The participant will arrive to the outpatient clinical research center at approximately 7am. A parent will be expected to stay with the participant at all times. The participant's finger will be poked for blood (requires approximately one drop of blood) soon after arrival to make sure his blood sugar is not already low. If the participant's blood sugar is low on arrival to the Clinical Research Center, additional blood will be drawn through his vein (a little more than half a teaspoon) and he will not have to complete the rest of the study. If his blood glucose is above 60 mg/dl, the participant will be given an opportunity to eat prior to starting the fast. A small tube will be placed in the participant's vein at the beginning of the fast to make additional blood draws easier. 1/10th a teaspoon of blood will be sent for cortisol testing when the IV is placed. Cortisol is a hormone that is important for control of blood sugar. In addition, the participant's finger will be pricked every hour for blood to monitor his blood sugar by bedside meter. Each finger prick will require approximately one to two drops of blood. A test to look at fat breakdown (ketones) will sometimes be checked using the same blood obtained when pricking the finger to check blood sugar. If a blood sugar of less than 70 mg/dl is found, blood sugars will be checked by finger prick every 30 minutes instead of every hour.
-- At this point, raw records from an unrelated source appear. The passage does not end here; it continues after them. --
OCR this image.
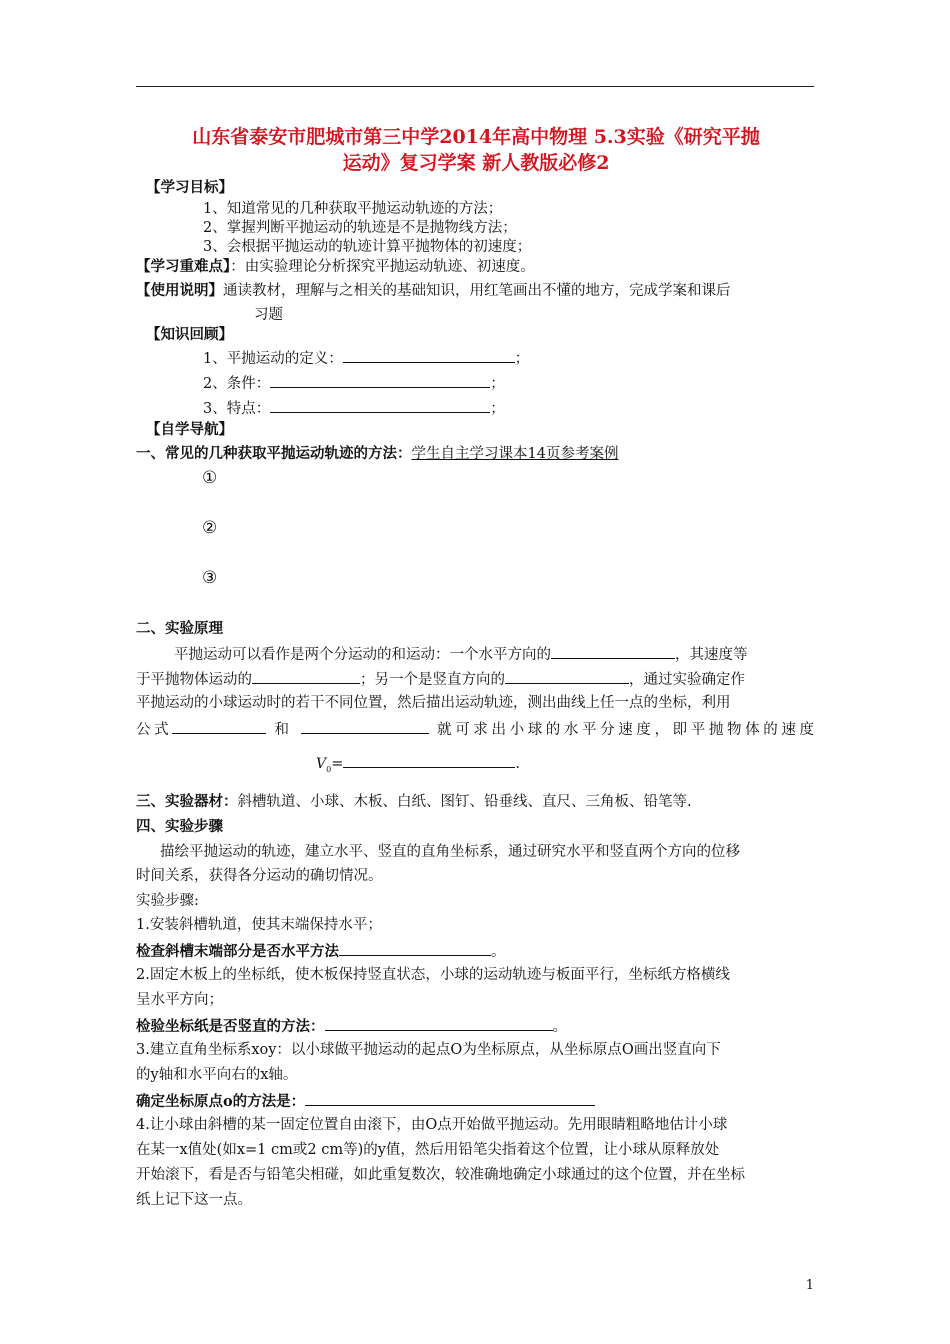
山东省泰安市肥城市第三中学2014年高中物理 5.3实验《研究平抛
运动》复习学案 新人教版必修2
【学习目标】
1、知道常见的几种获取平抛运动轨迹的方法；
2、掌握判断平抛运动的轨迹是不是抛物线方法；
3、会根据平抛运动的轨迹计算平抛物体的初速度；
【学习重难点】：由实验理论分析探究平抛运动轨迹、初速度。
【使用说明】通读教材，理解与之相关的基础知识，用红笔画出不懂的地方，完成学案和课后
习题
【知识回顾】
1、平抛运动的定义：	；
2、条件：	；
3、特点：	；
【自学导航】
一、常见的几种获取平抛运动轨迹的方法：学生自主学习课本14页参考案例
①
②
③
二、实验原理
平抛运动可以看作是两个分运动的和运动：一个水平方向的	，其速度等
于平抛物体运动的	；另一个是竖直方向的	，通过实验确定作
平抛运动的小球运动时的若干不同位置，然后描出运动轨迹，测出曲线上任一点的坐标，利用
公式	和	就可求出小球的水平分速度，即平抛物体的速度
$V_0=$	.
三、实验器材：斜槽轨道、小球、木板、白纸、图钉、铅垂线、直尺、三角板、铅笔等.
四、实验步骤
描绘平抛运动的轨迹，建立水平、竖直的直角坐标系，通过研究水平和竖直两个方向的位移
时间关系，获得各分运动的确切情况。
实验步骤:
1.安装斜槽轨道，使其末端保持水平；
检查斜槽末端部分是否水平方法	。
2.固定木板上的坐标纸，使木板保持竖直状态，小球的运动轨迹与板面平行，坐标纸方格横线
呈水平方向；
检验坐标纸是否竖直的方法：	。
3.建立直角坐标系xoy：以小球做平抛运动的起点O为坐标原点，从坐标原点O画出竖直向下
的y轴和水平向右的x轴。
确定坐标原点o的方法是：
4.让小球由斜槽的某一固定位置自由滚下，由O点开始做平抛运动。先用眼睛粗略地估计小球
在某一x值处(如x=1 cm或2 cm等)的y值，然后用铅笔尖指着这个位置，让小球从原释放处
开始滚下，看是否与铅笔尖相碰，如此重复数次，较准确地确定小球通过的这个位置，并在坐标
纸上记下这一点。
1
If finger prick blood glucose is less than 65 mg/dl, blood will be collected and sent to the clinical research center lab to make sure that the true blood sugar reading is not lower than what is seen on the bedside meter (requires approximately 1/10 teaspoon of blood). If a blood sugar of less than 60 mg/dl is found, the fast will end and blood will be collected through the IV line (small tube placed through the vein). The participant will be monitored by a nurse during the fast. She will check his blood pressure, pulse and respiratory rate periodically to make sure he is comfortable. After final blood collection, the participant will be allowed to feed normally and his IV will be removed. During the entire study, we expect to collect at least ¾ of a teaspoon of blood from the participant. No more than 1.2 teaspoons of blood will be collected from the participant during this entire study.
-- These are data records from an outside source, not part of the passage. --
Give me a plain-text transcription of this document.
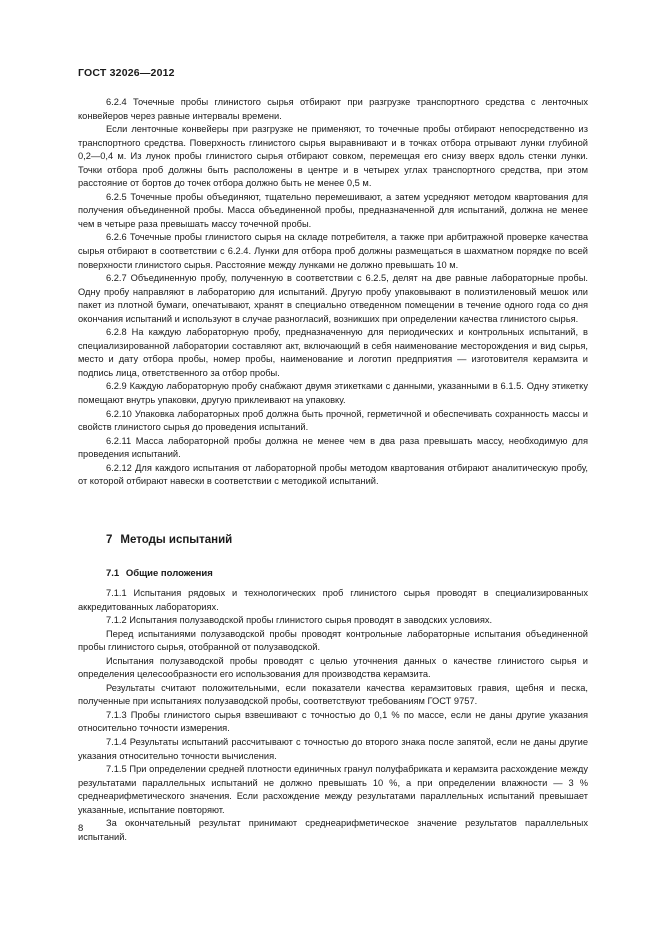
ГОСТ 32026—2012

6.2.4 Точечные пробы глинистого сырья отбирают при разгрузке транспортного средства с ленточных конвейеров через равные интервалы времени.

Если ленточные конвейеры при разгрузке не применяют, то точечные пробы отбирают непосредственно из транспортного средства. Поверхность глинистого сырья выравнивают и в точках отбора отрывают лунки глубиной 0,2—0,4 м. Из лунок пробы глинистого сырья отбирают совком, перемещая его снизу вверх вдоль стенки лунки. Точки отбора проб должны быть расположены в центре и в четырех углах транспортного средства, при этом расстояние от бортов до точек отбора должно быть не менее 0,5 м.

6.2.5 Точечные пробы объединяют, тщательно перемешивают, а затем усредняют методом квартования для получения объединенной пробы. Масса объединенной пробы, предназначенной для испытаний, должна не менее чем в четыре раза превышать массу точечной пробы.

6.2.6 Точечные пробы глинистого сырья на складе потребителя, а также при арбитражной проверке качества сырья отбирают в соответствии с 6.2.4. Лунки для отбора проб должны размещаться в шахматном порядке по всей поверхности глинистого сырья. Расстояние между лунками не должно превышать 10 м.

6.2.7 Объединенную пробу, полученную в соответствии с 6.2.5, делят на две равные лабораторные пробы. Одну пробу направляют в лабораторию для испытаний. Другую пробу упаковывают в полиэтиленовый мешок или пакет из плотной бумаги, опечатывают, хранят в специально отведенном помещении в течение одного года со дня окончания испытаний и используют в случае разногласий, возникших при определении качества глинистого сырья.

6.2.8 На каждую лабораторную пробу, предназначенную для периодических и контрольных испытаний, в специализированной лаборатории составляют акт, включающий в себя наименование месторождения и вид сырья, место и дату отбора пробы, номер пробы, наименование и логотип предприятия — изготовителя керамзита и подпись лица, ответственного за отбор пробы.

6.2.9 Каждую лабораторную пробу снабжают двумя этикетками с данными, указанными в 6.1.5. Одну этикетку помещают внутрь упаковки, другую приклеивают на упаковку.

6.2.10 Упаковка лабораторных проб должна быть прочной, герметичной и обеспечивать сохранность массы и свойств глинистого сырья до проведения испытаний.

6.2.11 Масса лабораторной пробы должна не менее чем в два раза превышать массу, необходимую для проведения испытаний.

6.2.12 Для каждого испытания от лабораторной пробы методом квартования отбирают аналитическую пробу, от которой отбирают навески в соответствии с методикой испытаний.

7 Методы испытаний
7.1 Общие положения

7.1.1 Испытания рядовых и технологических проб глинистого сырья проводят в специализированных аккредитованных лабораториях.

7.1.2 Испытания полузаводской пробы глинистого сырья проводят в заводских условиях.

Перед испытаниями полузаводской пробы проводят контрольные лабораторные испытания объединенной пробы глинистого сырья, отобранной от полузаводской.

Испытания полузаводской пробы проводят с целью уточнения данных о качестве глинистого сырья и определения целесообразности его использования для производства керамзита.

Результаты считают положительными, если показатели качества керамзитовых гравия, щебня и песка, полученные при испытаниях полузаводской пробы, соответствуют требованиям ГОСТ 9757.

7.1.3 Пробы глинистого сырья взвешивают с точностью до 0,1 % по массе, если не даны другие указания относительно точности измерения.

7.1.4 Результаты испытаний рассчитывают с точностью до второго знака после запятой, если не даны другие указания относительно точности вычисления.

7.1.5 При определении средней плотности единичных гранул полуфабриката и керамзита расхождение между результатами параллельных испытаний не должно превышать 10 %, а при определении влажности — 3 % среднеарифметического значения. Если расхождение между результатами параллельных испытаний превышает указанные, испытание повторяют.

За окончательный результат принимают среднеарифметическое значение результатов параллельных испытаний.

8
If a blood sugar less than 60 mg/dl is found at any time, blood will be drawn from a vein in the participant's arm and the study will end. He will then be allowed to eat. If he has a low blood sugar and is unable to feed the way he normally does, sugar water/gel may be given by mouth or sugar water may be given by the tube placed in his vein. If the participant normally is fed by a tube placed in his stomach, sugar water may be given through this tube.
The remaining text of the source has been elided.